Staff reporters

22 March 2013 – In a vindication of those who believe that the  built environment is the most exciting thing since organic wholemeal sliced bread – not to mention the biggest and most important place where climate action will intersect with we humans – the UK has come up with fantastic new theme for reality television: town planning.

With episodes that include the dilemmas such as  whether to allow solar roof panels in an historic precinct and bio-diversity issues, this is welcome news in transforming the image of a profession once considered yawningly boring, but in fact one the most  important we have.

According to an article in Atlantic Cities, this week, a new BBC documentary series The Planners is “almost racy”, reports Feargus O’Sullivan.

The series sets itself up to follow municipal planners across the country, recording largely civil, occasionally bleep-filled exchanges between officials and objectors.

Set in three carefully chosen, photogenic spots– medieval Chester, winsomely pretty Gloucestershire and the relatively wild Scottish Borders – it’s partly bucolic downtime escapism and partly a sidelong look at the state of Britain today. And yes, it’s actually fascinating.”

I have a low excitement threshold, but I was close to feeling nail-biting tension waiting to discover if 87-year-old Mary Yeats will be able to prevent her neighbor’s light-hogging new extension (she isn’t, alas) or whether or not HR consultant Geraldine Beatty will be allowed to ruin her Regency house’s front garden with a parking space (she won’t, thank god).

And while watching suburbanites hunting for officially protected great crested newts makes for tame viewing, the real sense of guilt and self-doubt these campaigners show when they fail to stop building over pond-filled fields is human and touching.

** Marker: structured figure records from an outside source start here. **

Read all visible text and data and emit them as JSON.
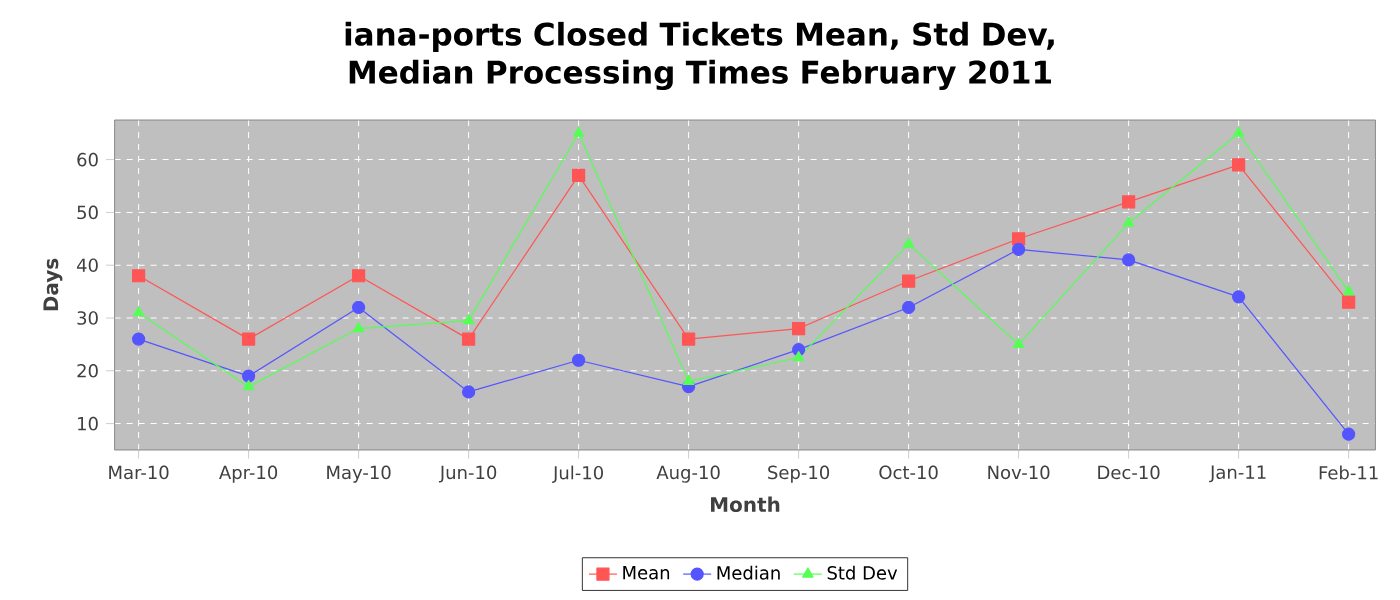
{
  "chart_data": {
    "type": "line",
    "title": "iana-ports Closed Tickets Mean, Std Dev, Median Processing Times February 2011",
    "xlabel": "Month",
    "ylabel": "Days",
    "categories": [
      "Mar-10",
      "Apr-10",
      "May-10",
      "Jun-10",
      "Jul-10",
      "Aug-10",
      "Sep-10",
      "Oct-10",
      "Nov-10",
      "Dec-10",
      "Jan-11",
      "Feb-11"
    ],
    "series": [
      {
        "name": "Mean",
        "color": "#ff5555",
        "marker": "square",
        "values": [
          38,
          26,
          38,
          26,
          57,
          26,
          28,
          37,
          45,
          52,
          59,
          33
        ]
      },
      {
        "name": "Median",
        "color": "#5555ff",
        "marker": "circle",
        "values": [
          26,
          19,
          32,
          16,
          22,
          17,
          24,
          32,
          43,
          41,
          34,
          8
        ]
      },
      {
        "name": "Std Dev",
        "color": "#55ff55",
        "marker": "triangle",
        "values": [
          31,
          17,
          28,
          29.5,
          65,
          18,
          22.5,
          44,
          25,
          48,
          65,
          35
        ]
      }
    ],
    "ylim": [
      5,
      67.5
    ],
    "yticks": [
      10,
      20,
      30,
      40,
      50,
      60
    ],
    "grid": true,
    "legend": "bottom",
    "line_style": "solid"
  }
}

For American planners, some of the case studies might seem exotic. Two charming retired doctors in Chester, for example, want to cover their roof with solar panels they laughingly admit they’ll not live long enough to profit from.

The problem is that the view over their house, beneath the city’s medieval ramparts, is one of the city’s main tourist money shots, an inland sea of mellow, weathered slate whose prettiness will be little enhanced by a shiny new silicon coating.

Elsewhere, there’s the youngish squire of an ancient manor house, who wants to build a wedding venue in its grounds, the only scheme he thinks can earn enough cash to keep his handsome but peeling old pile within the family.?”

It’s the economy, stupid.

As in Australia, in particular the major cities, the issue of housing and density and its tradeoff with economic imperatives are starting to assert themselves in a post GFC world.

In NSW the O’Farrell government has made it clear it sees the property industry, and the residential development industry in particular, as key to economic activity and health.

In the UK, The Planners “documents a major shift in Britain”, the article says.

The country’s economy is still flailing, and the government is trying to kick-start it with construction, relaxing planning laws and pressuring local authorities to green light pretty much anything. In a crowded country hungry for new housing, once taboo land parcels are now being paved over. As one planner in the program puts it:

Once it was a case of whether a project was good enough to be allowed. Now we’re asking if it’s really bad enough to be refused.